Durante el debate parlamentario sobre la criminalización de la negación del Genocidio Armenio, el diputado Gegham Manukyan, del bloque “Hayastan”, acusó al gobierno de permitir “propaganda antisemita y justificadora del Holocausto”. Como prueba, señaló la venta de Mein Kampf de Adolf Hitler en librerías de Ereván.
Sin embargo, la verificación de FIP.am desmintió sus palabras. La traducción al armenio se publicó en 2014, mucho antes del actual gobierno. En aquel momento, la prensa local informó que el libro estaba disponible libremente en librerías. Incluso en 2017, el escritor Vahe Baginyan declaró que “Mein Kampf es uno de los títulos más demandados en Armenia”.
Mein Kampf fue escrito en los años 1925 y 1926. Sirvió como base ideológica del nazismo y luego como herramienta de propaganda, lo que lo convirtió en símbolo del odio racial y la planificación del genocidio judío.

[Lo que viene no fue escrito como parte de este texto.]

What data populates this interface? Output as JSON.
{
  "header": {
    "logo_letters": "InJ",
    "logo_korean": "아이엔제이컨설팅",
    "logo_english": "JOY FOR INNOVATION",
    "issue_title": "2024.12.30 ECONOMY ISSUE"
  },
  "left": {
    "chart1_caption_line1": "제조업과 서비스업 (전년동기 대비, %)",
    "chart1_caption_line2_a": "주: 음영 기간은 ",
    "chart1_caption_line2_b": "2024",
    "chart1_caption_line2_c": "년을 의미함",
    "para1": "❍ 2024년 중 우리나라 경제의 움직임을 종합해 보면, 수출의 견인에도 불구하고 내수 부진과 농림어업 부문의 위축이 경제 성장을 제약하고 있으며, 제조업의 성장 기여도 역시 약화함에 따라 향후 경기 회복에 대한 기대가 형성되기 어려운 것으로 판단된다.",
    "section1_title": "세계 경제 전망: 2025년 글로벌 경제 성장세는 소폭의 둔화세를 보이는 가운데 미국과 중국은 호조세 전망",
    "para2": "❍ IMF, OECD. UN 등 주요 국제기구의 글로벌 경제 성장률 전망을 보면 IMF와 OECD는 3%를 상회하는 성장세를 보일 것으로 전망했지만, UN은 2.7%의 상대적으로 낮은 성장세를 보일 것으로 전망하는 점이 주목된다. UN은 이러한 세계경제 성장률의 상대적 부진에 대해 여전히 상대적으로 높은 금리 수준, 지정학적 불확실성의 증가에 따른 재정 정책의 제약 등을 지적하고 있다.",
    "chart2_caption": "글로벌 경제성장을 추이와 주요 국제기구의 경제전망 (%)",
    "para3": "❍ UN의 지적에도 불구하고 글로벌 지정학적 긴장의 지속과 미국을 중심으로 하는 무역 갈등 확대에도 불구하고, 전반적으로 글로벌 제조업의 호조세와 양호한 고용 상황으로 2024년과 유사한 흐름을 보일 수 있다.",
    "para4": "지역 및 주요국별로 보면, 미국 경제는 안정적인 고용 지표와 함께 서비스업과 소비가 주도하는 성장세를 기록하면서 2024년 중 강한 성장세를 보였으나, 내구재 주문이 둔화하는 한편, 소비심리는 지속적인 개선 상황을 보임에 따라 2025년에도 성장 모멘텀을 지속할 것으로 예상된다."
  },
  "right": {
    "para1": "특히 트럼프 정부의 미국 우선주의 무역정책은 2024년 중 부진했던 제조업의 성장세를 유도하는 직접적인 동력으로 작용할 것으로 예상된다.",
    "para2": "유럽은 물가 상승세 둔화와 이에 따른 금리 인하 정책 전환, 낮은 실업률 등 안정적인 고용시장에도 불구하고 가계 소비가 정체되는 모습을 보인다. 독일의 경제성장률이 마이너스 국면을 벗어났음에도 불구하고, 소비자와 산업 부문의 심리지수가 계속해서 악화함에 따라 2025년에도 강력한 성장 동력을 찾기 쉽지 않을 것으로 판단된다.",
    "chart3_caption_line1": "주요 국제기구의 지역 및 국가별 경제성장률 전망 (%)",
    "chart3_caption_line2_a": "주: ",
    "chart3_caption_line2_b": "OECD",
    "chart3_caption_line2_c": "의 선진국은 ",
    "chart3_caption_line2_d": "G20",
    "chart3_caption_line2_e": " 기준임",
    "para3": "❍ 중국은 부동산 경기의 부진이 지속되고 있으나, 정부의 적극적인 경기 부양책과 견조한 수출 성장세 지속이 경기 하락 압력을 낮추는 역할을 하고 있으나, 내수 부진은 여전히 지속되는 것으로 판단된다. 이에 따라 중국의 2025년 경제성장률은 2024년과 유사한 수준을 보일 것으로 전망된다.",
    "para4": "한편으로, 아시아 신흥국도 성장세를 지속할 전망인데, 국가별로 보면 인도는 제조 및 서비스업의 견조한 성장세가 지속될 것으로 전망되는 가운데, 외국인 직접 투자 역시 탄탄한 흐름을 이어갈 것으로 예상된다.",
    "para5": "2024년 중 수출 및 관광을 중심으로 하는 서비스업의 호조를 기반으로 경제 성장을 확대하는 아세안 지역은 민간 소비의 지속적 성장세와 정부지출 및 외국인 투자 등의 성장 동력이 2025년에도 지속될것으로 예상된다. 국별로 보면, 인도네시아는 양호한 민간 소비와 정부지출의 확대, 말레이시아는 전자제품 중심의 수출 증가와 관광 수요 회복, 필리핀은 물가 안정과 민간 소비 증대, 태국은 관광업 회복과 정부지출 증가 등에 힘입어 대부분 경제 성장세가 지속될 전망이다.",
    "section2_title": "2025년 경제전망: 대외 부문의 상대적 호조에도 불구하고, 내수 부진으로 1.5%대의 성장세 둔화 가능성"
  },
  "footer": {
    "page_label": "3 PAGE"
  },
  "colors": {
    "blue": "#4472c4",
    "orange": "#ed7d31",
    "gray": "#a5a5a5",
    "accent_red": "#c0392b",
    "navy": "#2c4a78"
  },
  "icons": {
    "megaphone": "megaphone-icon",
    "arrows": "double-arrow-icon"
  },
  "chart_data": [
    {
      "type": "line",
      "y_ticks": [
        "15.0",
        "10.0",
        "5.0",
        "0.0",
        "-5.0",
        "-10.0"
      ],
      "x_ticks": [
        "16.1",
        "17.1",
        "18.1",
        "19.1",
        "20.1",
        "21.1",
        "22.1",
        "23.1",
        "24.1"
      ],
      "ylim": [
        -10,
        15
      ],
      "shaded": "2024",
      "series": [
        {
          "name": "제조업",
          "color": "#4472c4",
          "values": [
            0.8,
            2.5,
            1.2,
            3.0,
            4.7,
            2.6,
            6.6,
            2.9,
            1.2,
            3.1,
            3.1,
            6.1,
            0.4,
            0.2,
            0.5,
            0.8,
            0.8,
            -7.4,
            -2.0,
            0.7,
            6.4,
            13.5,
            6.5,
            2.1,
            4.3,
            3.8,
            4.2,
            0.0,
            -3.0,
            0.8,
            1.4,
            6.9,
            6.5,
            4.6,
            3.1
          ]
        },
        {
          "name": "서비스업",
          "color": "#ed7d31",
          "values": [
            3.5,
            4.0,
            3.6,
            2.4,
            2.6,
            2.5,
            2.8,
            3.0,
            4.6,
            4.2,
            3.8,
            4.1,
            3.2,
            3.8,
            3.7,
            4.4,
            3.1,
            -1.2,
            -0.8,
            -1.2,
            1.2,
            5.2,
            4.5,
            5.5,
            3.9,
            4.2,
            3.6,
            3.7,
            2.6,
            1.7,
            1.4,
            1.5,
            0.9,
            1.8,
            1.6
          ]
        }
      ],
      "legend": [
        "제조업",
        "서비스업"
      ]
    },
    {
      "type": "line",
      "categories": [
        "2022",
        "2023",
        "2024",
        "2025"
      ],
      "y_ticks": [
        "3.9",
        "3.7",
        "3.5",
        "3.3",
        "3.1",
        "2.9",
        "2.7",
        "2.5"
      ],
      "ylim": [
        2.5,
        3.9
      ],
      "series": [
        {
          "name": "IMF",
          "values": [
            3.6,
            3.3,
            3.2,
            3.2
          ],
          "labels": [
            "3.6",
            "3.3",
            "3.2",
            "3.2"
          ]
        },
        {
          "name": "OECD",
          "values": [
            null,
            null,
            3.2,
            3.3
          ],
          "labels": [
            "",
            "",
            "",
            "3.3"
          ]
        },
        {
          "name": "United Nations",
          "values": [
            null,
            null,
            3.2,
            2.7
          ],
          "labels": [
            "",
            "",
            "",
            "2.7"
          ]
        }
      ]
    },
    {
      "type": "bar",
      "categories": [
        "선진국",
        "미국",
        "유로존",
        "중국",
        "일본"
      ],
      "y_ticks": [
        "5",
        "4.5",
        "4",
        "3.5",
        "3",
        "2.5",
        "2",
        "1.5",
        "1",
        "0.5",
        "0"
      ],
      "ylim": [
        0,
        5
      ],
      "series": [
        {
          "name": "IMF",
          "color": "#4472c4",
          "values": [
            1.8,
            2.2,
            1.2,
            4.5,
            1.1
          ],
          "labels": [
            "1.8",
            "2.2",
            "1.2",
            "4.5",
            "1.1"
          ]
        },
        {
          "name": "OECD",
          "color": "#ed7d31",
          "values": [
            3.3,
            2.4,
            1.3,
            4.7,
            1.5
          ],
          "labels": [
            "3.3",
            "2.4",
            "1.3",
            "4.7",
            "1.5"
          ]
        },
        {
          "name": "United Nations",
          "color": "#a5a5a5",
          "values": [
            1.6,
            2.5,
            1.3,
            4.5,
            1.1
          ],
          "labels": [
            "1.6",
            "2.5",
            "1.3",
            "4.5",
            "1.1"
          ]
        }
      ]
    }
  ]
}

Aun así, el libro circula en decenas de países, incluso en aquellos que penalizan la negación del Holocausto. En 2016, el Instituto de Historia Contemporánea de Alemania lo reeditó con anotaciones críticas. En 2018 apareció en neerlandés con fines académicos, y en 2021 en francés. En Estados Unidos, según Newsweek, estuvo disponible en Amazon, Walmart y Barnes & Noble hasta 2020, cuando fue retirado tras campañas de organizaciones judías.
La versión anotada sigue vendiéndose en línea por unos 12 dólares. Esto demuestra que la accesibilidad de la obra no implica justificar el Holocausto ni permitir su negación.

Desde 2003, el Código Penal de Armenia castiga con multas o cárcel la negación de genocidios y crímenes contra la humanidad, incluido el Holocausto. El artículo 136, vigente desde 2022, especifica que la sanción aplica cuando la negación busca incitar odio, discriminación o violencia.
El caso de Mein Kampf no encaja en esa tipificación, ya que fue escrito veinte años antes del Holocausto. Por lo tanto, el Estado no puede prohibir su publicación o venta bajo la legislación vigente.
En conclusión, las acusaciones de Manukyan son manipulativas: la disponibilidad del libro en Armenia no significa que el gobierno actual permita discursos negacionistas o antisemitas.